American minister and civil rights activist

Abraham Lincoln Davis Jr. (1914 – June 24, 1978) was an American minister and leader in the civil rights movement. He led voting drives and advocated for desegregation in New Orleans, Louisiana. In 1975, Davis became the first African American member of the New Orleans City Council since the Reconstruction era.

==Early life==
Davis was from Bayou Goula, Louisiana. His father was a Baptist minister. He moved to New Orleans and graduated from McDonogh 35 High School. He was ordained as the minister at the New Zion Baptist Church in New Orleans in 1935. He earned his Bachelor of Arts from Leland College in 1949 and earned an honorary Doctor of Divinity from the Union Baptist Theological Seminary.

==Civil rights movement==
Davis became involved in the civil rights movement. In January 1957, he cofounded the Southern Christian Leadership Conference (SCLC) with Martin Luther King Jr. and others in his church. King served as the president of the SCLC, while Davis was vice president. The Louisiana Leadership Conference, a satellite organization of the SCLC, was formed in March 1957, with Davis and T. J. Jemison elected as its co-chairs. Associated with the SCLC, they conducted voting registration drives for African Americans.

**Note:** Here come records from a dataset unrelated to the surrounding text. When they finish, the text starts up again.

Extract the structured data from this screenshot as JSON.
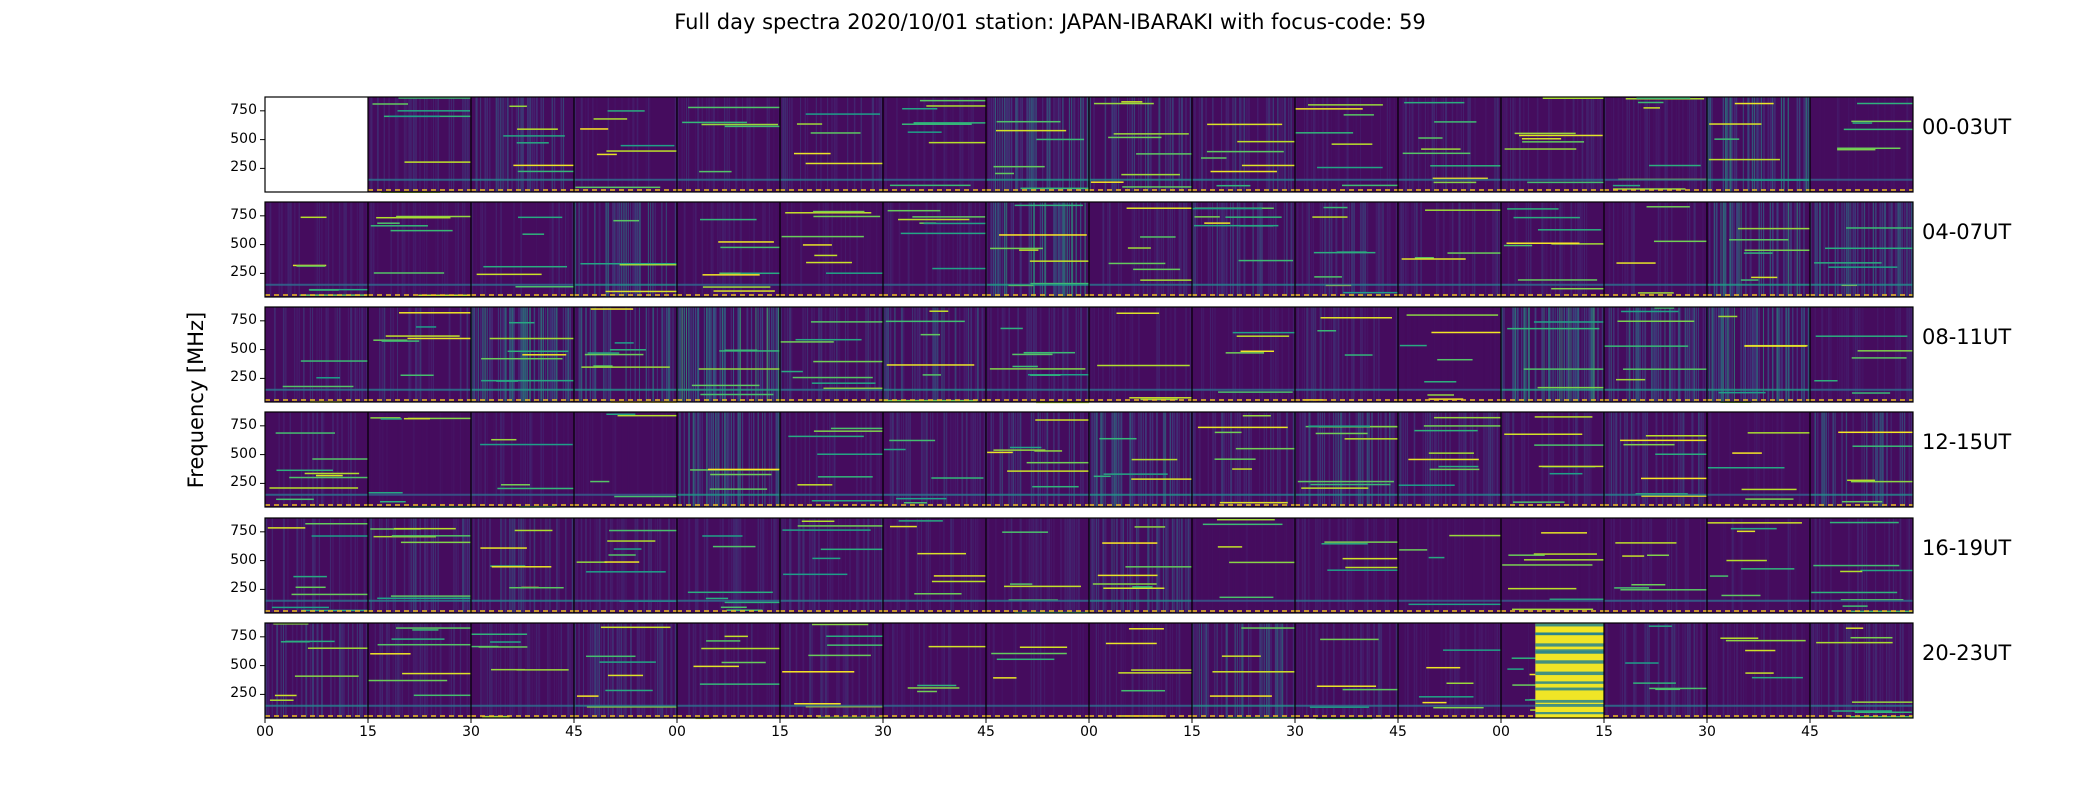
{
  "chart_data": {
    "type": "heatmap",
    "title": "Full day spectra 2020/10/01 station: JAPAN-IBARAKI with focus-code: 59",
    "ylabel": "Frequency [MHz]",
    "xlabel": "",
    "ylim": [
      45,
      870
    ],
    "y_ticks": [
      "750",
      "500",
      "250"
    ],
    "x_ticks": [
      "00",
      "15",
      "30",
      "45",
      "00",
      "15",
      "30",
      "45",
      "00",
      "15",
      "30",
      "45",
      "00",
      "15",
      "30",
      "45"
    ],
    "colormap": "viridis",
    "rows": [
      {
        "label": "00-03UT",
        "panel_intensity": [
          null,
          0.28,
          0.42,
          0.22,
          0.26,
          0.3,
          0.2,
          0.55,
          0.45,
          0.38,
          0.2,
          0.26,
          0.24,
          0.22,
          0.58,
          0.14
        ]
      },
      {
        "label": "04-07UT",
        "panel_intensity": [
          0.22,
          0.2,
          0.24,
          0.5,
          0.18,
          0.16,
          0.2,
          0.6,
          0.3,
          0.4,
          0.34,
          0.3,
          0.24,
          0.26,
          0.6,
          0.48
        ]
      },
      {
        "label": "08-11UT",
        "panel_intensity": [
          0.3,
          0.34,
          0.58,
          0.52,
          0.7,
          0.3,
          0.44,
          0.3,
          0.22,
          0.22,
          0.3,
          0.06,
          0.64,
          0.52,
          0.6,
          0.22
        ]
      },
      {
        "label": "12-15UT",
        "panel_intensity": [
          0.28,
          0.1,
          0.22,
          0.12,
          0.55,
          0.26,
          0.3,
          0.42,
          0.52,
          0.38,
          0.48,
          0.4,
          0.26,
          0.4,
          0.16,
          0.46
        ]
      },
      {
        "label": "16-19UT",
        "panel_intensity": [
          0.26,
          0.4,
          0.36,
          0.26,
          0.26,
          0.3,
          0.24,
          0.24,
          0.42,
          0.1,
          0.24,
          0.14,
          0.1,
          0.2,
          0.22,
          0.24
        ]
      },
      {
        "label": "20-23UT",
        "panel_intensity": [
          0.4,
          0.24,
          0.24,
          0.4,
          0.24,
          0.28,
          0.22,
          0.2,
          0.24,
          0.5,
          0.3,
          0.18,
          0.1,
          0.3,
          0.22,
          0.3
        ]
      }
    ],
    "special_regions": [
      {
        "row": 0,
        "panel": 0,
        "note": "blank"
      },
      {
        "row": 5,
        "panel": 12,
        "portion": "second two-thirds",
        "note": "saturated yellow"
      }
    ]
  }
}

Davis became involved in progressive politics; he supported DeLesseps Story Morrison, the mayor of New Orleans, Governor Robert F. Kennon, and Congressman Hale Boggs. He opposed Earl Long, leading a faction of anti-Long Democrats. In 1961, Morrison named Davis the first director of race relations for the city. Governor John McKeithen appointed Davis to a committee on race relations.

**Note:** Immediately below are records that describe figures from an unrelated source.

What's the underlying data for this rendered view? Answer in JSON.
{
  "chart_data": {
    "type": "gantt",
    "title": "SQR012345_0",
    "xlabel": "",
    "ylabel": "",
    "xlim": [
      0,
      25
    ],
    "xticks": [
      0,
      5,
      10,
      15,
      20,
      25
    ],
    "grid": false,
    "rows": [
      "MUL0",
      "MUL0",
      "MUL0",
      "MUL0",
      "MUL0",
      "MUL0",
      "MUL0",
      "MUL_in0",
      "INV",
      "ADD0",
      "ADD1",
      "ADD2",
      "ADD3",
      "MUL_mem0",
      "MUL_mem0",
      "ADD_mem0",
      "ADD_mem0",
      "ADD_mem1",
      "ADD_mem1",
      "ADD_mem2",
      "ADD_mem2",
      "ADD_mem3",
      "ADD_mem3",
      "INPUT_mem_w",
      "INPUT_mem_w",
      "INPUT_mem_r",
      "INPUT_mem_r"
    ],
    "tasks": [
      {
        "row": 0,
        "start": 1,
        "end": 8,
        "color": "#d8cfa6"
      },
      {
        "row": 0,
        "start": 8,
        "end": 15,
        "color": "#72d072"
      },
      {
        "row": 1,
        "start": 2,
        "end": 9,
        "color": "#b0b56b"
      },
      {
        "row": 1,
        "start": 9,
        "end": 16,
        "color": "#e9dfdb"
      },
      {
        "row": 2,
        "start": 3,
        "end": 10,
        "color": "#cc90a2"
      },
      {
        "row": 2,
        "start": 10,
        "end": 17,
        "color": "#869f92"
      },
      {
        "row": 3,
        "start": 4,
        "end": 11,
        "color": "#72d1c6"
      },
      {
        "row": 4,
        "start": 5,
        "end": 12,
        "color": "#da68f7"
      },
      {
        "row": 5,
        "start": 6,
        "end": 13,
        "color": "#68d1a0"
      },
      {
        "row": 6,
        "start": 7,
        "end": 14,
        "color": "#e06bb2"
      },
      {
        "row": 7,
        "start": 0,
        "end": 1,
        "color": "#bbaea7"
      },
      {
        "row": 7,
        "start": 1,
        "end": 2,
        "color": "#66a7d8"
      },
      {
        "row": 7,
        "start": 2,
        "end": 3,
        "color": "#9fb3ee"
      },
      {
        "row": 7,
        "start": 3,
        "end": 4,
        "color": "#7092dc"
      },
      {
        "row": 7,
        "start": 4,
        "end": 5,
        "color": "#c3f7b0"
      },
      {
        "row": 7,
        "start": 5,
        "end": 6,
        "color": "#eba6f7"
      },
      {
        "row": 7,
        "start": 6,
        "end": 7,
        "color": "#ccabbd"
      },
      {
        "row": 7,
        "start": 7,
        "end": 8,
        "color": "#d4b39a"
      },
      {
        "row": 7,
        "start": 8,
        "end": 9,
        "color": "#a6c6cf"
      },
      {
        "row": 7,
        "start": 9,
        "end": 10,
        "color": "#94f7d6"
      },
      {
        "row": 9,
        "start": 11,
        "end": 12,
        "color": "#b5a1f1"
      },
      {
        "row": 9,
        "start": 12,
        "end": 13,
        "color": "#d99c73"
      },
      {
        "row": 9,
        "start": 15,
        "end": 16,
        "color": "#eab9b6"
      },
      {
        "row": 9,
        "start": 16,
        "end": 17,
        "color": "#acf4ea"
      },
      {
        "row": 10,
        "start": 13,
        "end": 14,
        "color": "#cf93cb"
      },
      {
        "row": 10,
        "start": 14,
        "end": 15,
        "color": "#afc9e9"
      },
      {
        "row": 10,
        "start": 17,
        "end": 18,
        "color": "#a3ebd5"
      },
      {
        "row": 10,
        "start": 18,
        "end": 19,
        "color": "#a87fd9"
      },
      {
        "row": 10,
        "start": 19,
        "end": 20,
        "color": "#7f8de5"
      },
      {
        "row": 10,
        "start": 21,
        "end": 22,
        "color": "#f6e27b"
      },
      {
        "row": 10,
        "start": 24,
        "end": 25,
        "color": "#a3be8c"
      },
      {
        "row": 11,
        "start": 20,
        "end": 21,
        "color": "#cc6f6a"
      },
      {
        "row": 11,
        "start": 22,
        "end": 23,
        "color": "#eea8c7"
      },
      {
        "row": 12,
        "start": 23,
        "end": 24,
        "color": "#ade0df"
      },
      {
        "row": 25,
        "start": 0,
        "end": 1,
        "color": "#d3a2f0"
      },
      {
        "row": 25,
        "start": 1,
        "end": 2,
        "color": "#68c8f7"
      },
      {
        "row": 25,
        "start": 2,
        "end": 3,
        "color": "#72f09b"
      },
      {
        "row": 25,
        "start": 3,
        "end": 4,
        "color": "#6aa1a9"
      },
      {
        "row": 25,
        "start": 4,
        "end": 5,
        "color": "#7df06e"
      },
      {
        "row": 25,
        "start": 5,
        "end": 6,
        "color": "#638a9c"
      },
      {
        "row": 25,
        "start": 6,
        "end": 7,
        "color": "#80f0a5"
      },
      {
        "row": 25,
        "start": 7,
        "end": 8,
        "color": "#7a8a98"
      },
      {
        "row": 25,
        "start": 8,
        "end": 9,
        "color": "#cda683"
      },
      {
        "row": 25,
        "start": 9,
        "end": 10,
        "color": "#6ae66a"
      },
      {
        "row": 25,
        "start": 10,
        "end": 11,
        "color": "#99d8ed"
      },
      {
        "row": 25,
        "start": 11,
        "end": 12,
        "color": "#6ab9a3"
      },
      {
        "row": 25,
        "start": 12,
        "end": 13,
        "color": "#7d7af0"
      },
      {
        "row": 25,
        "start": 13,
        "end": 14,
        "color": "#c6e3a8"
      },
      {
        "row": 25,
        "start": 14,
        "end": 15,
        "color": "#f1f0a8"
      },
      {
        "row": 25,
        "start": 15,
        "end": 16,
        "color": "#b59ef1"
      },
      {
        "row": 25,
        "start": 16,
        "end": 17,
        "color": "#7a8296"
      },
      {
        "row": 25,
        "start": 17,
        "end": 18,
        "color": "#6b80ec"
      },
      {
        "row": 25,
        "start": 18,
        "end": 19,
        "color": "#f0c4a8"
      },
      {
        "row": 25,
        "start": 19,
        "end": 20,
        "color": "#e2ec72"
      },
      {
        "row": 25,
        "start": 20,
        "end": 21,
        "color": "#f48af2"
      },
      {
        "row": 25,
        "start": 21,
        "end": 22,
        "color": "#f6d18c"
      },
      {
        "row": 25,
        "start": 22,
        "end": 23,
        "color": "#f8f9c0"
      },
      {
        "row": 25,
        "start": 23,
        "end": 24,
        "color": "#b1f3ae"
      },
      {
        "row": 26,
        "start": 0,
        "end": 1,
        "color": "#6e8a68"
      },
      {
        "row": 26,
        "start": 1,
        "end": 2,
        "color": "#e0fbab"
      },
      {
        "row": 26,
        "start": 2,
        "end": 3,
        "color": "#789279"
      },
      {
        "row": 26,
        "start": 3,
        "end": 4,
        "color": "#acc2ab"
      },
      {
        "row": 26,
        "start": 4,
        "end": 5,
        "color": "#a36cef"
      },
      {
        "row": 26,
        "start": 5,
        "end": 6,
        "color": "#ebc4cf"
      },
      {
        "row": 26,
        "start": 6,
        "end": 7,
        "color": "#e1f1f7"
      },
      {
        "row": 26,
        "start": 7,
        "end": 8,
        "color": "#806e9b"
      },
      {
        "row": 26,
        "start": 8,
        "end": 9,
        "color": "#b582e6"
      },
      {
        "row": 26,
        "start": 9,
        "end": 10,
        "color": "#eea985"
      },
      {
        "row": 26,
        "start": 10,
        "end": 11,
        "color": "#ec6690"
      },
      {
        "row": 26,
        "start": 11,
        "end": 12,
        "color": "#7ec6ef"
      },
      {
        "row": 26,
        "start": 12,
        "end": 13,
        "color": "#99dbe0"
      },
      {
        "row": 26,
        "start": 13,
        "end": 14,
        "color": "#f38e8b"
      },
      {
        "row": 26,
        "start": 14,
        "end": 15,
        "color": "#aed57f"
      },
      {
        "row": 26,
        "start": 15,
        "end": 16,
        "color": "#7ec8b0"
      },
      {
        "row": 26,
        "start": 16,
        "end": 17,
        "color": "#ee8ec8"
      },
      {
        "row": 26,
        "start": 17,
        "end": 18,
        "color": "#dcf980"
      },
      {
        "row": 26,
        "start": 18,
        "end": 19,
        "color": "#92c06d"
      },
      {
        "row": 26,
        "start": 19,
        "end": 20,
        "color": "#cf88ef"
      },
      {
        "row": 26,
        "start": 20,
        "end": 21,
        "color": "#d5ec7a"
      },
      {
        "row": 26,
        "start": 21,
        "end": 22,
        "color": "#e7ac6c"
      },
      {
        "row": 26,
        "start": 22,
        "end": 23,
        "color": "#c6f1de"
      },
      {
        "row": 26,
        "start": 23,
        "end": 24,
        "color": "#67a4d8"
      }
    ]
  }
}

Morrison's successor, Victor H. Schiro, resisted desegregation, and Davis led a march of 7,000 to 10,000 on city hall on September 30, 1963. Later that week, he presented a list of demands to the New Orleans City Council. He and Reverend Avery Alexander were arrested at a sit-in at city hall in November and he continued to organize a sit-in in city hall's cafeteria and outside the mayor's office, with people getting arrested daily. The campaign was halted after 47 were arrested, including members of the Congress of Racial Equality, before Davis and Alexander got to meet with Schiro. Ultimately, the group was able to win some progress on their demands, but not on all of them.

==Political career==
Davis ran for the Louisiana House of Representatives in the 1967 elections. He lost the December runoff election against incumbent Eugene O'Brien, receiving 4,324 votes to O'Brien's 4,442 votes.

In 1975, Davis and Jim Singleton were put forward as replacement candidates to represent District B on the New Orleans City Council, following the resignation of Eddie Sapir to serve as a city judge. Davis won the appointment by a 6–1 vote. He became the first African American to serve on the New Orleans City Council since the Reconstruction era. Davis won a special election for the remainder of Sapir's term in October 1976, but lost the 1977 election for a new term to Singleton.

==Personal life==
Davis had a daughter. He died on June 24, 1978.